Aer Lingus From Ireland, joined May 2000, 1524 posts, RR: 0 Posted (12 years 6 months 4 weeks 1 day 18 hours ago) and read 3346 times:
This morning an Aer Lingus A330 traveling from New York made an emergency landing at Dublin Airport after the crew reported that a warning light in the cockpit was indicating abnormally high break temperatures. The aircraft landed safely and there was no injuries reported on board. As a precautionary measure, the airport fire service was called to meet the aircraft on the taxiway/runway.
Martin
The same thing, but less serious, happened to me coming home from Boston in the jump seat when a warning horn sounded and the EICAS screen indicated that the breaks were in "yellow" temperature.
Aer Lingus From Ireland, joined May 2000, 1524 posts, RR: 0 Reply 2, posted (12 years 6 months 4 weeks 1 day 18 hours ago) and read 3227 times:
Well RTE news are renowned here in Ireland for their vague view on things, so I'm not quite sure if it was a false alarm or not. It seems strange though to have a break warning go off 5 hours into the flight when they've cooled down
Airbus_A340 From Hong Kong, joined Mar 2000, 1554 posts, RR: 21 Reply 3, posted (12 years 6 months 4 weeks 1 day 17 hours ago) and read 3224 times:
Yup!
im glad everything turned out ok, as long as everything went ok.
Did you know that A340 and A330 tyres automatically deflate when over heated. Its cool, i saw it on a program.

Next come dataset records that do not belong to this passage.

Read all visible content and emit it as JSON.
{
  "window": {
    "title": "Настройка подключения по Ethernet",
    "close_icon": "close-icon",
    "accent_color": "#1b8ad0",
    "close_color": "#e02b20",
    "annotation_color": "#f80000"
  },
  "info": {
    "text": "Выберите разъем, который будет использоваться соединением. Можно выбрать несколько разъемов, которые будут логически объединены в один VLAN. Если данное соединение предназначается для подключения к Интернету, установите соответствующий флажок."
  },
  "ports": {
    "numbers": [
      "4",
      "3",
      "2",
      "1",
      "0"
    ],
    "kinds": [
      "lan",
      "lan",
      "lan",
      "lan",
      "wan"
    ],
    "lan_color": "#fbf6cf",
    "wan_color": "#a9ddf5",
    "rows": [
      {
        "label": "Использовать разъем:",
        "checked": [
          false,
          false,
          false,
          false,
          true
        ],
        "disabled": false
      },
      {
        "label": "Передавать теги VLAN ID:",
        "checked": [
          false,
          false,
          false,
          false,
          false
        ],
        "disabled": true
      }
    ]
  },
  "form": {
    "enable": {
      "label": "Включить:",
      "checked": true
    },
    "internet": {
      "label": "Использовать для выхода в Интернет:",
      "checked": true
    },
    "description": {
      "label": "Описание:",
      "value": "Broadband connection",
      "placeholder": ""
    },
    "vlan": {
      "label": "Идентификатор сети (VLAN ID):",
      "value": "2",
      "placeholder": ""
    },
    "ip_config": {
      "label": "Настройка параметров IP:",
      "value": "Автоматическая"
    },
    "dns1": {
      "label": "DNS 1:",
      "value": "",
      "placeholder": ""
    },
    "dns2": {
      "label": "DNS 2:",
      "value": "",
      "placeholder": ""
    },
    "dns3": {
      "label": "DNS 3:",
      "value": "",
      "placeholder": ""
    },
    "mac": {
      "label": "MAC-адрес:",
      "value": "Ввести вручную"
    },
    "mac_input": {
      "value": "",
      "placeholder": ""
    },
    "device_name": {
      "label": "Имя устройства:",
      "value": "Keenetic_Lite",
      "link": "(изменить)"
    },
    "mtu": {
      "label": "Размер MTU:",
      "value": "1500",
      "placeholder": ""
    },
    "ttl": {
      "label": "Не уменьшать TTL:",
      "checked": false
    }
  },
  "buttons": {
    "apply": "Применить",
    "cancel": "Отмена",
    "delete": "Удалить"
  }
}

Lxlgu From South Africa, joined Sep 2000, 1085 posts, RR: 2 Reply 7, posted (12 years 6 months 4 weeks 1 day 14 hours ago) and read 3139 times:
I see Ireland is having a bad patch at the moment
The Aer Lingus strike
The A330 incident
F50 at Cork that skidded off the runway
Spanair AC damaged by catering truck at 2.30am
this morning-plus the bad weather in Western Europe
I had paxs on BA054 JNB LHR last night-diverted to
Edinburgh.
Adam84 From United States of America, joined Jul 1999, 1400 posts, RR: 2 Reply 10, posted (12 years 6 months 4 weeks 22 hours ago) and read 3047 times:
Ambasaid From , joined Dec 1969, posts, RR: Reply 13, posted (12 years 6 months 4 weeks 10 hours ago) and read 2994 times:
Following an event such as an aborted takeoff, the brakes build up a lot of kinetic energy and heat, it is therefore better to have the tires deflate safely rather than have them explode due to this heat.
In the case of this flight, i would reckon that it was unlikely that the brakes were hot following a transatlantic flight, more than likely it was a sensor problem.
An Exloding tire were the cause of the Nationair DC8 crash in Jeddah, Saudi Arabia in 1990 (date uncertain.)